Tuesday, 24 November 2015

REVIEW - Husbands & Sons, National Theatre

FOUR STAR


HUSBANDS & Sons is not one story but three which have been interweaved to create one brilliant piece of drama.
The three stories are those of DH Lawrence, written between 1911 and 1913 and set on the border of Nottinghamshire and Derbyshire in the shadow of the Brinsley coal pit.
They tell the stories of three families whose lives revolve around the pit. The characters from each family sometimes meet each other in the rain soaked streets of the village but otherwise stay in the confines of their homes.
The play is as much about the husbands and their sons as it is about the women in their lives – the wives, sisters, daughters, and mothers and how they are treated.
Some of it is difficult to watch – Lizzie Holroyd in particular. Here is a woman with a young son who has to put up with her abusive and alcoholic husband who when he’s not down the pit is drinking away his earnings with a couple of loose women for company.
As if that wasn’t enough, she is drawn to a kind neighbour who helps about the house and eventually asks her to run away with him.
Across the road are the Lamberts. Mrs Lambert also has to put up with an abusive and uneducated husband while becoming ever more jealous of her son’s burgeoning romance. Her son is the apple of her eye and as she becomes more proud of him she begins to despise her husband more.
Then there are the Gascoignes. Newlywed Minnie is desperate to have a life of order, dinner at six, a neat and clean house and a husband who will let go of his mother’s suffocating apron strings.

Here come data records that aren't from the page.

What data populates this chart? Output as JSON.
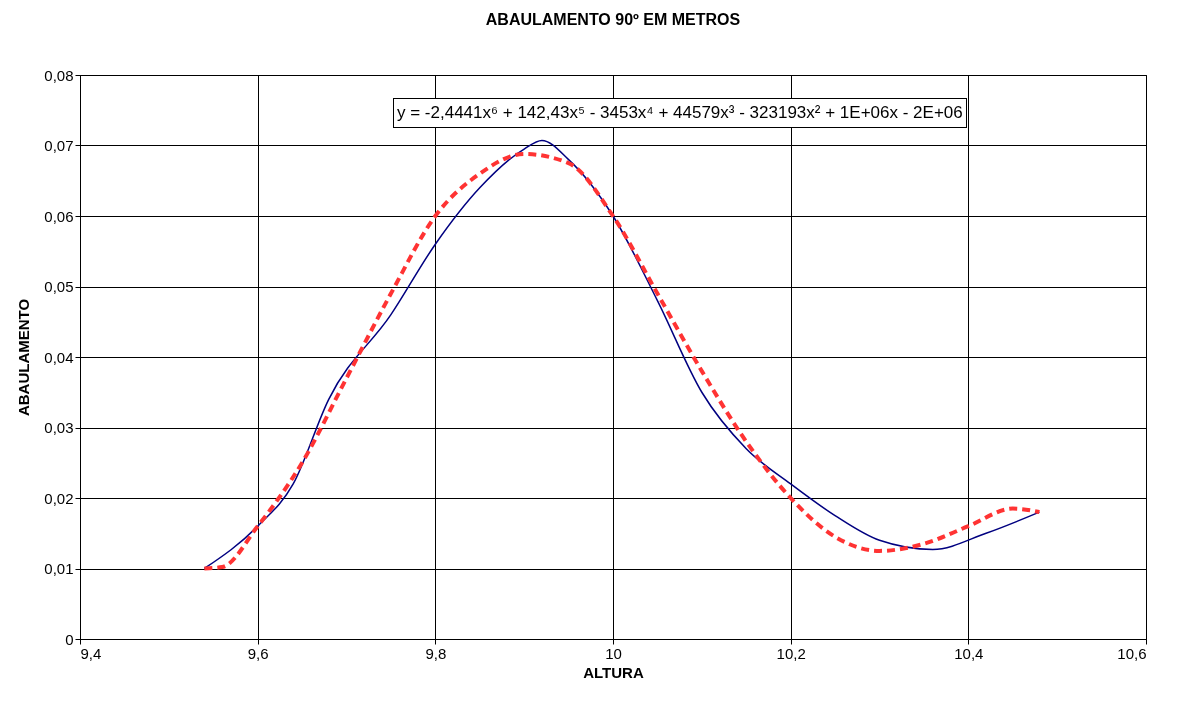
{
  "chart_data": {
    "type": "line",
    "title": "ABAULAMENTO 90º  EM METROS",
    "xlabel": "ALTURA",
    "ylabel": "ABAULAMENTO",
    "annotations": [
      "y = -2,4441x⁶ + 142,43x⁵ - 3453x⁴ + 44579x³ - 323193x² + 1E+06x - 2E+06"
    ],
    "xlim": [
      9.4,
      10.6
    ],
    "xticks": [
      {
        "value": 9.4,
        "label": "9,4"
      },
      {
        "value": 9.6,
        "label": "9,6"
      },
      {
        "value": 9.8,
        "label": "9,8"
      },
      10,
      {
        "value": 10.2,
        "label": "10,2"
      },
      {
        "value": 10.4,
        "label": "10,4"
      },
      {
        "value": 10.6,
        "label": "10,6"
      }
    ],
    "ylim": [
      0,
      0.08
    ],
    "yticks": [
      0,
      {
        "value": 0.01,
        "label": "0,01"
      },
      {
        "value": 0.02,
        "label": "0,02"
      },
      {
        "value": 0.03,
        "label": "0,03"
      },
      {
        "value": 0.04,
        "label": "0,04"
      },
      {
        "value": 0.05,
        "label": "0,05"
      },
      {
        "value": 0.06,
        "label": "0,06"
      },
      {
        "value": 0.07,
        "label": "0,07"
      },
      {
        "value": 0.08,
        "label": "0,08"
      }
    ],
    "grid": true,
    "marker": "none",
    "series": [
      {
        "color": "#000080",
        "line_style": "solid",
        "x": [
          9.54,
          9.6,
          9.64,
          9.68,
          9.75,
          9.8,
          9.85,
          9.9,
          9.92,
          9.95,
          10.0,
          10.05,
          10.1,
          10.15,
          10.2,
          10.25,
          10.3,
          10.36,
          10.42,
          10.48
        ],
        "values": [
          0.01,
          0.016,
          0.022,
          0.034,
          0.046,
          0.056,
          0.064,
          0.0695,
          0.0707,
          0.068,
          0.06,
          0.048,
          0.035,
          0.027,
          0.022,
          0.0175,
          0.014,
          0.0127,
          0.015,
          0.018
        ]
      },
      {
        "color": "#ff3333",
        "line_style": "dashed",
        "x": [
          9.54,
          9.56,
          9.6,
          9.65,
          9.7,
          9.75,
          9.8,
          9.85,
          9.9,
          9.95,
          10.0,
          10.05,
          10.1,
          10.15,
          10.2,
          10.25,
          10.3,
          10.35,
          10.4,
          10.45,
          10.48
        ],
        "values": [
          0.01,
          0.0102,
          0.016,
          0.025,
          0.037,
          0.049,
          0.06,
          0.066,
          0.0688,
          0.0675,
          0.06,
          0.049,
          0.038,
          0.028,
          0.02,
          0.0145,
          0.0125,
          0.0135,
          0.016,
          0.0185,
          0.018
        ]
      }
    ]
  }
}
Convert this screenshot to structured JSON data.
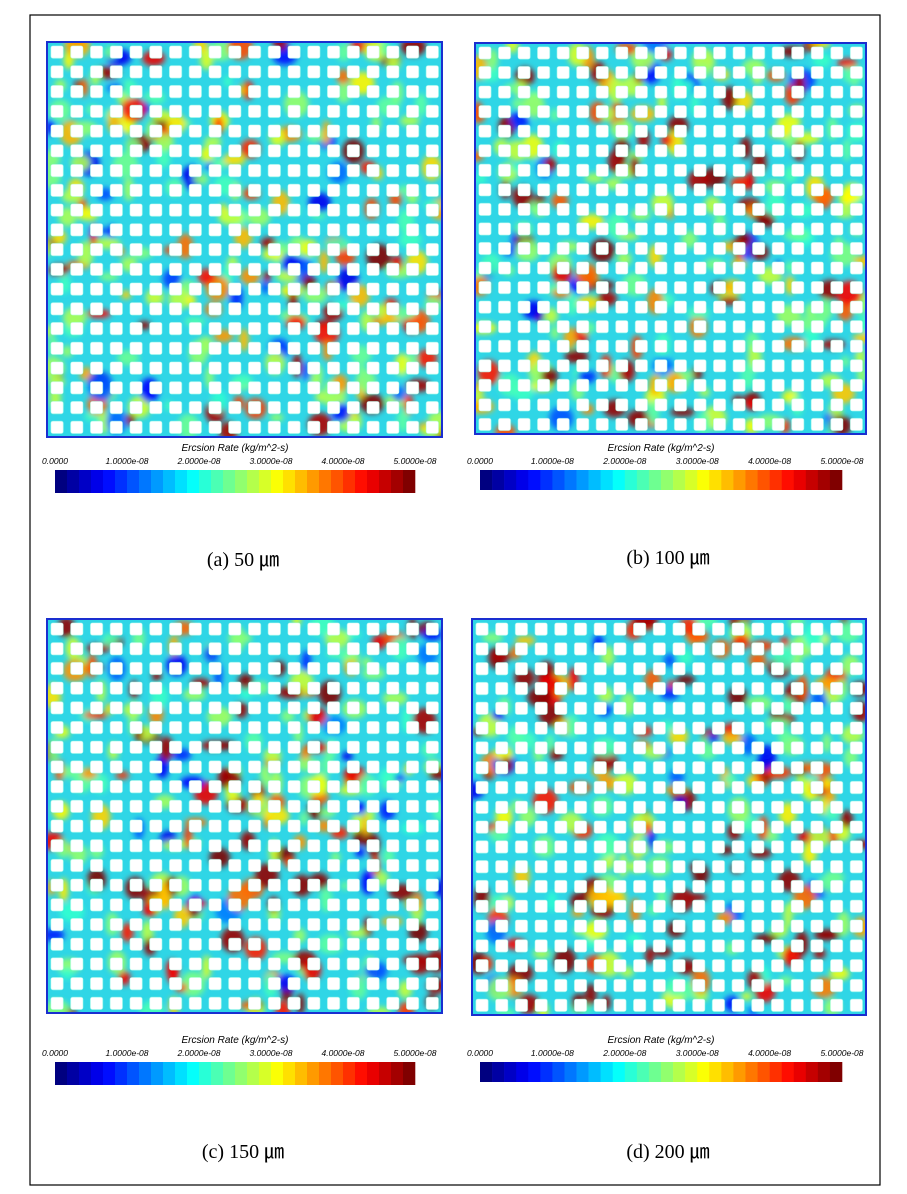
{
  "panels": [
    {
      "colorbar": {
        "title": "Ercsion Rate (kg/m^2-s)",
        "ticks": [
          "0.0000",
          "1.0000e-08",
          "2.0000e-08",
          "3.0000e-08",
          "4.0000e-08",
          "5.0000e-08"
        ]
      },
      "caption": "(a) 50 ㎛"
    },
    {
      "colorbar": {
        "title": "Ercsion Rate (kg/m^2-s)",
        "ticks": [
          "0.0000",
          "1.0000e-08",
          "2.0000e-08",
          "3.0000e-08",
          "4.0000e-08",
          "5.0000e-08"
        ]
      },
      "caption": "(b) 100 ㎛"
    },
    {
      "colorbar": {
        "title": "Ercsion Rate (kg/m^2-s)",
        "ticks": [
          "0.0000",
          "1.0000e-08",
          "2.0000e-08",
          "3.0000e-08",
          "4.0000e-08",
          "5.0000e-08"
        ]
      },
      "caption": "(c) 150 ㎛"
    },
    {
      "colorbar": {
        "title": "Ercsion Rate (kg/m^2-s)",
        "ticks": [
          "0.0000",
          "1.0000e-08",
          "2.0000e-08",
          "3.0000e-08",
          "4.0000e-08",
          "5.0000e-08"
        ]
      },
      "caption": "(d) 200 ㎛"
    }
  ]
}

Yet this is so far from what she gets that she temporarily leaves home.
There are some very strong performances including Anne-Marie Duff who plays Lizzie Holroyd, Louise Brealey as Minnie and Joe Armstrong as Gascoigne.
As well as a superb cast, directed by the brilliant Marianne Elliott, the set is outstanding. It is played in the round with each home outlined on the stage floor with the family’s surname etched on it to delineate whose house is whose.
In between the homes are walkways to show the street they live on, the road to the pit and the coal seam itself. It is really quite brilliant.
It is by turns dark, funny, forbidding, terribly emotional and intense and is utterly absorbing. It is a triumph.